Imho - cdr cierpi na to co wiele polskich firm - fatalna kadra mengerska średniego szczebla - co w przypadku it jest jeszcze bardziej uwypuklone bo taki menager nie ma pojęcia co robi programista.
Z wiedźminem było tak że to ludzie sami się zorganizowali i sami stworzyli grę która wyszła świetnie a menagerki zbierali pochwały.
Teraz gdy stara gwardia odeszła w siną dal i przyszli nowi ludzi którymi trzeba pokierować to ups kibel - no i się skończyło jak skończyło. Dodatkowo teraz gdy są potrzebne zdecydowane działania to widać jak cdr się miota i nie wie w którą stronę pójść - smutne ale prawdziwe

#cyberpunk2077 #cyberpunk #cdprojektred
  • 16
via Wykop Mobilny (Android)
  • 21
@fiman: ja to widzę u siebie w firmie, jedna z największych w Polsce, prawie 100 000 pracowników. Centrala firmy poprzez jednostki terenowe i kadrę menadżerską pyta o spostrzeżenia szeregowych pracowników na temat firmy. Oczywiście kadra menadżerska nie wnosi żadnych uwag i nawet nie pyta podwładnych o zdanie, nie zgłasza też żadnego zapotrzebowania żeby wykazać oszczędność, nie zgłasza też zapotrzebowania na większą ilość pracowników bo obecna ekipa nie wyrabia się z obowiązkami.
@zirytowana_plaszczka: wszędzie tak jest, chyba w większości firm. Sam pracuję w jednej z firm IT i osoba na stanowisku managera nigdy nie robiła tego co robię ja. Patrzy tylko na wyniki na koniec miesiąca, dodatkowo poucza - jednocześnie nie mając zielonego pojęcia o robocie, którą wykonuje. Smutne, ale prawdziwe.

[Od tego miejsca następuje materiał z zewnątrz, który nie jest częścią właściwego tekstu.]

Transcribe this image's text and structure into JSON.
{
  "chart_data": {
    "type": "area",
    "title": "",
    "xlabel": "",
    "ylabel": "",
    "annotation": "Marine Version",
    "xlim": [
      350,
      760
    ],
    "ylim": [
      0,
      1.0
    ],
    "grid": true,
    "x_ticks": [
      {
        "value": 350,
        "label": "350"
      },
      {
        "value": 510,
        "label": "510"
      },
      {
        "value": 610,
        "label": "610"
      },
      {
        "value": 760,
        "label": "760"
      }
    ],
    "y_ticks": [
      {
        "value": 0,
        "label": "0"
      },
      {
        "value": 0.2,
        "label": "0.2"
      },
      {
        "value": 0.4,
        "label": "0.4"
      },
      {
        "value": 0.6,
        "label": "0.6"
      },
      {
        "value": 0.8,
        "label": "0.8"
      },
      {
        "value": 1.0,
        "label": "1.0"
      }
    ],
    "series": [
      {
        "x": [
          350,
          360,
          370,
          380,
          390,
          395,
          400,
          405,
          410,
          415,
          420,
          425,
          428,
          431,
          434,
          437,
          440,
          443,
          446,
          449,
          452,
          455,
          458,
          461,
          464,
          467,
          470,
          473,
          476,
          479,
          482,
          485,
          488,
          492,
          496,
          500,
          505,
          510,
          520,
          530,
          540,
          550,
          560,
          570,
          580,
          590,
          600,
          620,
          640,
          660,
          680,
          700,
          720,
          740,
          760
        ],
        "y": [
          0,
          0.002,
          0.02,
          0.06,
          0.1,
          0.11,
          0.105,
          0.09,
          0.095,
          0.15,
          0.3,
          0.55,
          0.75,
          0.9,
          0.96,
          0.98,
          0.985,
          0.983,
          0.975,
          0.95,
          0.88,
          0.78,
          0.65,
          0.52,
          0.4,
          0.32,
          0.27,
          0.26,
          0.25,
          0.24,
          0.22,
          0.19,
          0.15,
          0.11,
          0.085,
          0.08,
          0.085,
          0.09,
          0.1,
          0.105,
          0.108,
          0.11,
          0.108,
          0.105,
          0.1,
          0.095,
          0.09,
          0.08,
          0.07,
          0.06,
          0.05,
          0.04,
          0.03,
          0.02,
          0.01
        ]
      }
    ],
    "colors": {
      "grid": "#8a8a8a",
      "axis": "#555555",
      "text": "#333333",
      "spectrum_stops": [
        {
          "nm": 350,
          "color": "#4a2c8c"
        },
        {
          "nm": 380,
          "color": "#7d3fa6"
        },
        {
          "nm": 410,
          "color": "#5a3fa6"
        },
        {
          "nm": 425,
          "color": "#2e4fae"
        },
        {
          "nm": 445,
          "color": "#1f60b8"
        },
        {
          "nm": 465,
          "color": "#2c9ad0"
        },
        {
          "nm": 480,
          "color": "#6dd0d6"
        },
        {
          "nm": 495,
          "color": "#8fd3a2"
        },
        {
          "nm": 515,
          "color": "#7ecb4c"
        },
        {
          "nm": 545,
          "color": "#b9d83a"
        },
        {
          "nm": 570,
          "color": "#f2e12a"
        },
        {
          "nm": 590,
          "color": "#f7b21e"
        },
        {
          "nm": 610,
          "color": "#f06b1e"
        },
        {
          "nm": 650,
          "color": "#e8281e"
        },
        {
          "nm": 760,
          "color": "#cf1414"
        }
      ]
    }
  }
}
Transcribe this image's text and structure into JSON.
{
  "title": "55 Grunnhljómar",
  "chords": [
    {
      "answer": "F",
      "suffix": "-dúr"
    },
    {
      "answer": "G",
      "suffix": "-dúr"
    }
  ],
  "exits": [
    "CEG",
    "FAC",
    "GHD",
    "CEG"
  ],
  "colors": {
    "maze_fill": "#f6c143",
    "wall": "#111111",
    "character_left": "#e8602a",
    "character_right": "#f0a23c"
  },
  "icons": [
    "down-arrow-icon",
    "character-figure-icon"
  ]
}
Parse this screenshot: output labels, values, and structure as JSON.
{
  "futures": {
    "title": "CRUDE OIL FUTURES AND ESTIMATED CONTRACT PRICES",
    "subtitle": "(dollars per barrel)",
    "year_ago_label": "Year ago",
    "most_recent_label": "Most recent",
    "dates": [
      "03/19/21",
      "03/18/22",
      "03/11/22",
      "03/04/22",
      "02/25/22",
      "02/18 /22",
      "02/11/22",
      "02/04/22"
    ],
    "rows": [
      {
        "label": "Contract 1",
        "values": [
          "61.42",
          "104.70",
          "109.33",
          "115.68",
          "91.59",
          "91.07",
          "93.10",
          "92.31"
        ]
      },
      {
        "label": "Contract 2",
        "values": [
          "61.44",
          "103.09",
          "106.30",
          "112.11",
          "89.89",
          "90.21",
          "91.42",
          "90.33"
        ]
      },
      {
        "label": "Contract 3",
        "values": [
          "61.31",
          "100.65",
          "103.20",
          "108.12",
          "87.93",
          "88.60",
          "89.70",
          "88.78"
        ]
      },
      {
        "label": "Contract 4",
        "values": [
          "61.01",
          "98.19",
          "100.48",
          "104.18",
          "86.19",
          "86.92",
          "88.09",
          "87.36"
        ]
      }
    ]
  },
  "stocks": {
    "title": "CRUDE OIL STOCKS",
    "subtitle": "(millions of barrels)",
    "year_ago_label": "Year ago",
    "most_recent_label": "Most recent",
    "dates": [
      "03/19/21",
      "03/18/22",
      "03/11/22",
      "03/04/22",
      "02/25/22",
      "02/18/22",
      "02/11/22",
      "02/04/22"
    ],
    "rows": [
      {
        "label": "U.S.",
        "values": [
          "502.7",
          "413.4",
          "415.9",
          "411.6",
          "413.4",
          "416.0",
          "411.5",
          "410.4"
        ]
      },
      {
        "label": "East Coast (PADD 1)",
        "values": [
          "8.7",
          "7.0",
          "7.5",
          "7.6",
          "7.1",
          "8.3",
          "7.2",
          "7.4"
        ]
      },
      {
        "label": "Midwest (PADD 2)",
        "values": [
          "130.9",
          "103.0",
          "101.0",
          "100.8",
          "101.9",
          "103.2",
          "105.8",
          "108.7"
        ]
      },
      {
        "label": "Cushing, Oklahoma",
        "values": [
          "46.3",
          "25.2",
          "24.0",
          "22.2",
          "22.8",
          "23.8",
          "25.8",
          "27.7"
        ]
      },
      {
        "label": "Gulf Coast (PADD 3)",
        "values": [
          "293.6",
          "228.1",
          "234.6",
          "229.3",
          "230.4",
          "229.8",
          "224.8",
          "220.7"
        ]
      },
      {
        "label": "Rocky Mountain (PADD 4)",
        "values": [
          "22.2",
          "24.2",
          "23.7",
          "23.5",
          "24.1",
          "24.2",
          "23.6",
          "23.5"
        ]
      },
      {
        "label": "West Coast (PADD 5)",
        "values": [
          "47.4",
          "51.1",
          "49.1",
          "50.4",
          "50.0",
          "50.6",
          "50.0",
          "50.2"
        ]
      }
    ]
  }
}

@iksboks: ale czemu ma się znać na robocie? Żeby stosować mikromanagement? Żeby ci technicznie doradzać?
via Wykop Mobilny (Android)
  • 5
@lukaszzz: żeby zrozumieć że nie wszystko jest takie pyk pyk pyk i działa, zdarzają się komplikacje które zabierają czas. Znam gościa który wyliczał ile sekund ma zająć jeden spaw, a o spawaniu wie tyle że istnieje. Czasu na rozłożenie sprzętu, przygotowanie materiału, dojazd na miejscu pracy nie liczył. Ale 30 sekund na jeden spaw już tak.
@fiman: Ja pracuję w IT i u nas team leaderki zarabiają dużo mniej niż techniczni członkowie zespołu xD

W sensie nie chodzi o to, że śmieję się z zarobków, ale z hierarchii. Dla mnie logicznym jest, że team leadera sie wybiera spoza najlepszych pracowników. A u nas są techniczni, pracują sobie i krzątają nam się między biurkami jakieś panienki nie wiem po co.
Znam gościa który wyliczał ile sekund ma zająć jeden spaw, a o spawaniu wie tyle że istnieje.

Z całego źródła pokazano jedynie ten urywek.